Duke University Medical Center
research The Garcia-Blanco Lab

Stephanie Arvai
Research Analyst

Stephanie Arvai Elon University
BS, Sports Medicine: Exercise Sports



  Phone: 919.681.2658
Email: stephanie.arvai@duke.edu 

Research Interests

Multiple sclerosis (MS) is a chronic autoimmune disease that affects the fatty substance called myelin that surrounds the nerves in the brain and the spinal cord. Myelin insulates the nerves and enables them to conduct impulses between the brain and other parts of the body. The damage to the myelin that occurs in MS impairs the ability of nerves to transmit their signals, leading to a wide range of physical and cognitive issues that vary greatly from patient to patient. Symptoms may be mild, such as numbness in the limbs, or severe, such as paralysis or loss of vision. Unfortunately, the exact cause of MS is still unknown.
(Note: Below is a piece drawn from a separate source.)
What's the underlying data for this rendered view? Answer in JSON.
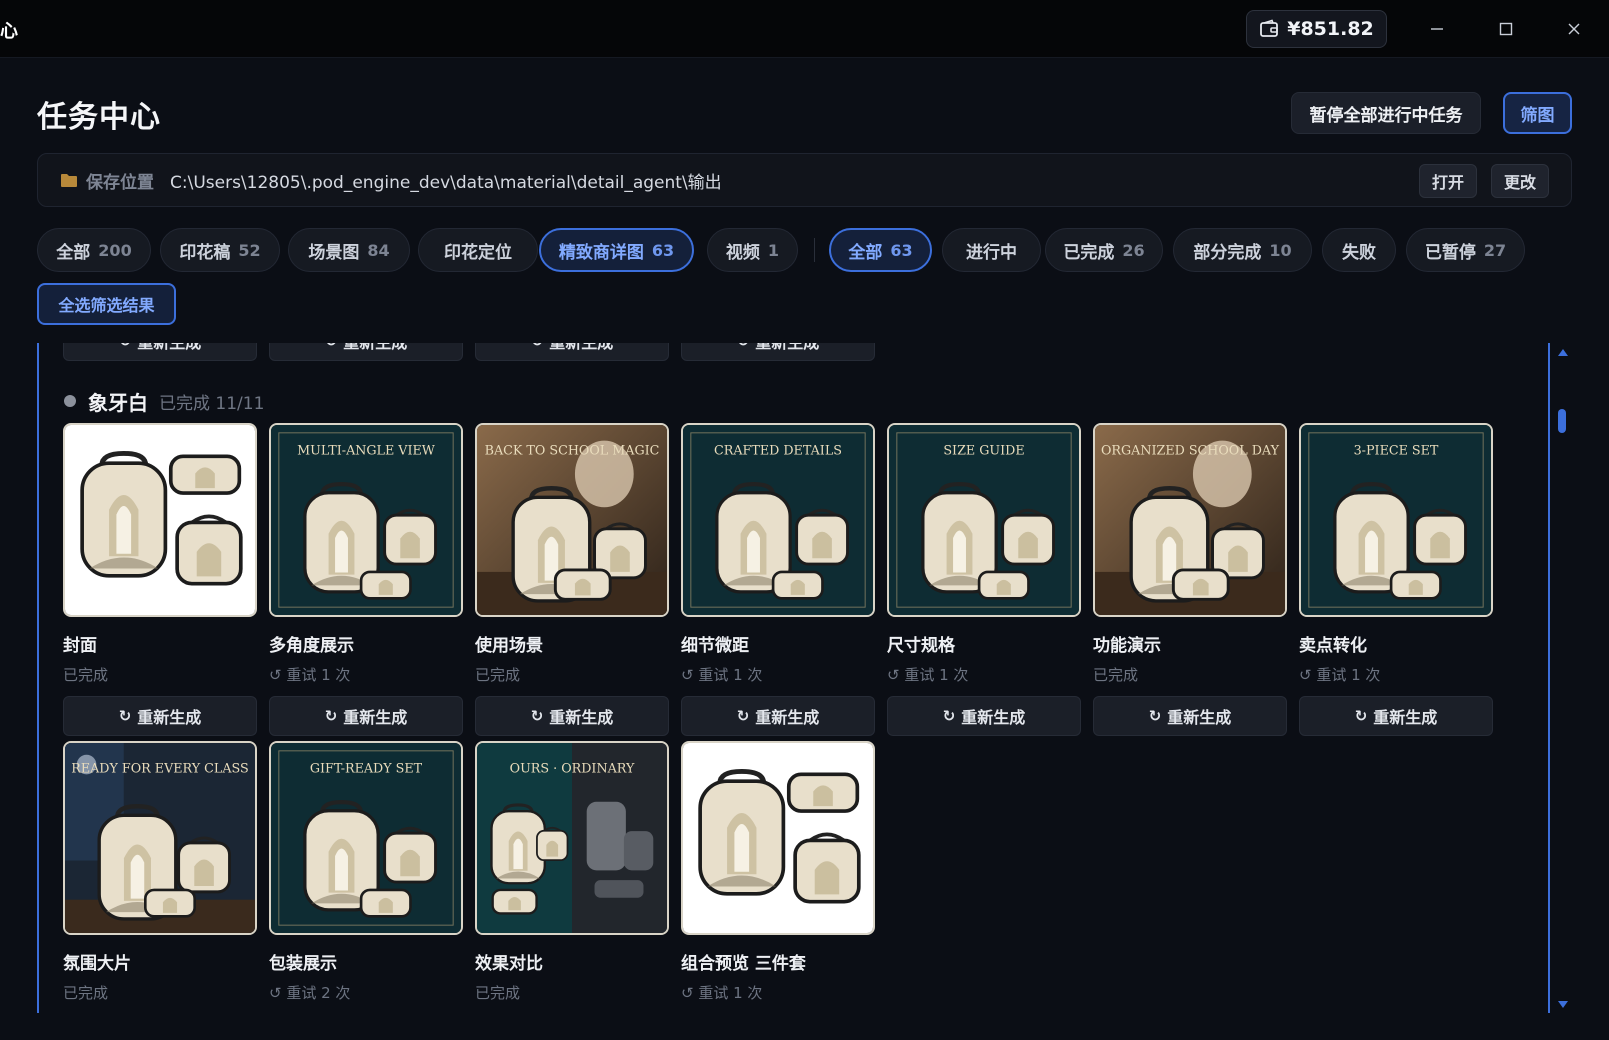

Animal models of human disease are often used in research to allow scientists to gather information about a disease without harming a human in the process. Currently the most commonly used animal model of MS involves the induction of CNS inflammation in young adult mice with myelin antigens (such as MBP, PLP, and MOG) and pertussis toxin which will break down the blood brain barrier, this animal model is known as Experimental Autoimmune Encephalomyelitis (EAE). However, this method has downfalls including lack of spontaneous disease development, B Cell involvement, and lack of a genetic aspect. With this imprecise model and the recent discovery of the involvement of the alternatively spliced soluble form of the Interleukin-7 receptor we have decided to create a new transgenic (Tg) mouse model that will produce the soluble receptor found in humans that has been linked to MS. It is our hope that this Tg mouse will spontaneously develop a chronic and remitting form of MS that will more closely resemble the human disease course and which will allow us to study in vivo the effects of the soluble form of Il-7 and its role in MS.


Racioppi L, Noeldner PK, Lin F, Arvai S, Means AR. 2012. Calcium/calmodulin-dependent protein kinase kinase 2 regulates macrophage-mediated inflammatory responses. J Biol Chem. 287(14):11579-91.